Dilihat dari sikapnya yang tegas terhadap Belanda, tidak menutup kemungkinan Kiai Ibrahim pernah dipenjara. Bahkan boleh jadi, nama yang disebut sebagai khalifah 'Abdul Qadir' yang begitu menggusarkan Belanda pada sekitar 1880 tidak lain adalah Kiai Ibrahim. Kedudukannya sebagai mursyid TQN dan murid Syekh Abdul Karim, kiai yang sangat tegas terhadap Belanda dan dinilai sebagai inspirator Pemberontakan Petani Banten 1888, memperkuat hal itu.

 

Dari pernikahannya dengan Nyai Halimah Kiai Ibrahim dikarunia enam orang anak, yakni H Nur Kembangarum, Hj Nafi'ah Patebon Kendal, Kiai Ichsan Brumbung, Kiai Chamim Brumbung, Aminah Kendal, dan Ridwan Brumbung. Kiai Ichsan menurunkan Kiai Latif Mastur yang pernah aktif di organisasi tarekat NU (Jatman).

 

Tahun 1876 Kiai Ibrahim mulai menerima santri yang ingin belajar agama kepadanya khususnya belajar kitab-kitab kuning.

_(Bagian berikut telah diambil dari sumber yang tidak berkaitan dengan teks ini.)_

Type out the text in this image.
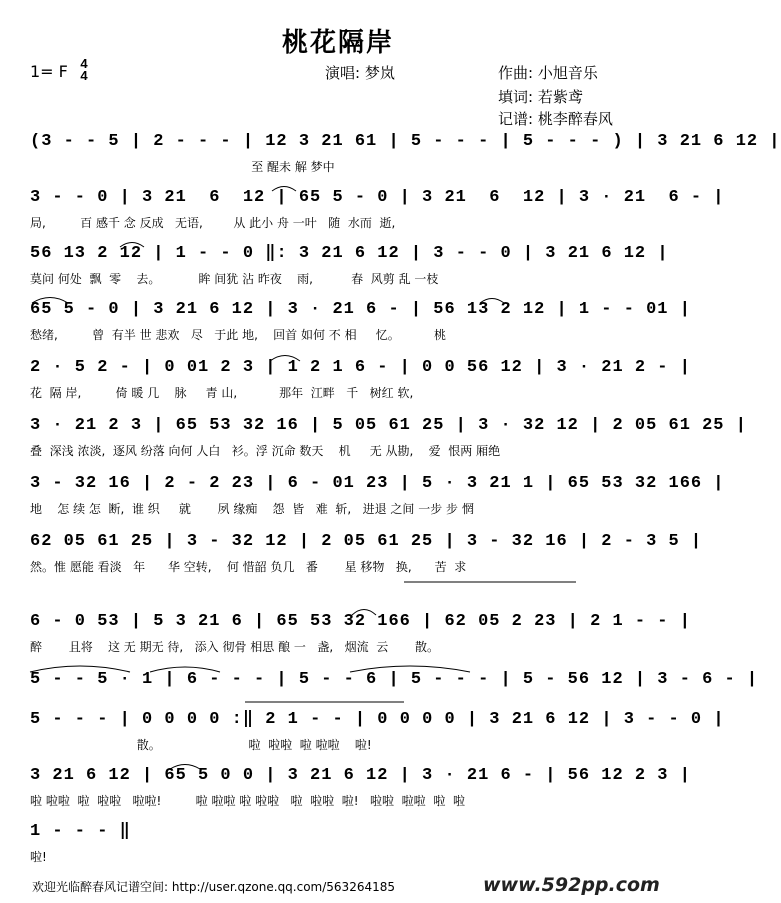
桃花隔岸
1= F 4
4	演唱: 梦岚	作曲: 小旭音乐
填词: 若紫鸢
记谱: 桃李醉春风
(3 - - 5 | 2 - - - | 12 3 21 61 | 5 - - - | 5 - - - ) | 3 21 6 12 |
至 醒未 解 梦中
3 - - 0 | 3 21  6  12 | 65 5 - 0 | 3 21  6  12 | 3 · 21  6 - |
局,         百 感千 念 反成   无语,        从 此小 舟 一叶   随  水而  逝,
56 13 2 12 | 1 - - 0 ‖: 3 21 6 12 | 3 - - 0 | 3 21 6 12 |
莫问 何处  飘  零    去。          眸 间犹 沾 昨夜    雨,          春  风剪 乱 一枝
65 5 - 0 | 3 21 6 12 | 3 · 21 6 - | 56 13 2 12 | 1 - - 01 |
愁绪,         曾  有半 世 悲欢   尽   于此 地,    回首 如何 不 相     忆。         桃
2 · 5 2 - | 0 01 2 3 | 1 2 1 6 - | 0 0 56 12 | 3 · 21 2 - |
花  隔 岸,         倚 暖 几    脉     青 山,           那年  江畔   千   树红 软,
3 · 21 2 3 | 65 53 32 16 | 5 05 61 25 | 3 · 32 12 | 2 05 61 25 |
叠  深浅 浓淡,  逐风 纷落 向何 人白   衫。浮 沉命 数天    机     无 从勘,    爱  恨两 厢绝
3 - 32 16 | 2 - 2 23 | 6 - 01 23 | 5 · 3 21 1 | 65 53 32 166 |
地    怎 续 怎  断,  谁 织     就       夙 缘痴    怨  皆   难  斩,   进退 之间 一步 步 惘
62 05 61 25 | 3 - 32 12 | 2 05 61 25 | 3 - 32 16 | 2 - 3 5 |
然。惟 愿能 看淡   年      华 空转,    何 惜韶 负几   番       星 移物   换,      苦  求
6 - 0 53 | 5 3 21 6 | 65 53 32 166 | 62 05 2 23 | 2 1 - - |
醉       且将    这 无 期无 待,   添入 彻骨 相思 酿 一   盏,   烟流  云       散。
5 - - 5 · 1 | 6 - - - | 5 - - 6 | 5 - - - | 5 - 56 12 | 3 - 6 - |
5 - - - | 0 0 0 0 :‖ 2 1 - - | 0 0 0 0 | 3 21 6 12 | 3 - - 0 |
散。                       啦  啦啦  啦 啦啦    啦!
3 21 6 12 | 65 5 0 0 | 3 21 6 12 | 3 · 21 6 - | 56 12 2 3 |
啦 啦啦  啦  啦啦   啦啦!         啦 啦啦 啦 啦啦   啦  啦啦  啦!   啦啦  啦啦  啦  啦
1 - - - ‖
啦!
欢迎光临醉春风记谱空间: http://user.qzone.qq.com/563264185	www.592pp.com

Banyak santri Kiai Ibrahim yang kemudian menjadi ulama besar. Di antaranya adalah Kiai Faqih Kolilan Kendal, Kiai Dahlan Patebon Kendal, Kiai Mas'ud Gilisari Weleri, Kiai Abdurrahman Menur, Kiai Abdurrahman Suburan Mranggen (Pendiri Pesantren Futuhiyyah), dan Kiai Muslih Abdurrahman. 

 

Kiai Ibrahim menulis risalah berjudul 'Silsilat At-Thariqatain Al-Qodiriyah wa An-Naqsyabandiyah' yang ditulis bersama dengan gurunya, Syekh Abdul Karim Banten. 

 

Ahmad Ginanjar Sya'ban, seorang filolog yang menemukan risalah itu di lemari milik Kiai Sholeh Syamsuddin Lateng Banyuwangi (Wafat 1951) beberapa tahun lalu mengatakan bahwa risalah itu berisi tata cara atau petunjuk bertarekat Qodiriyah wa Naqsyabandiyah. 

 

Kiai Ibrahim wafat pada Selasa, 7 Shafar 1346/31 Agustus 1926 dan dimakamkan di Pemakaman Brumbung, persis di belakang Pesantren Futuhiyyah. Hingga kini, terutama pada hari Jumat, makamnya ramai diziarahi oleh santri-santri dan masyarakat sekitar Mranggen. Wallahu a'lam bis shawab.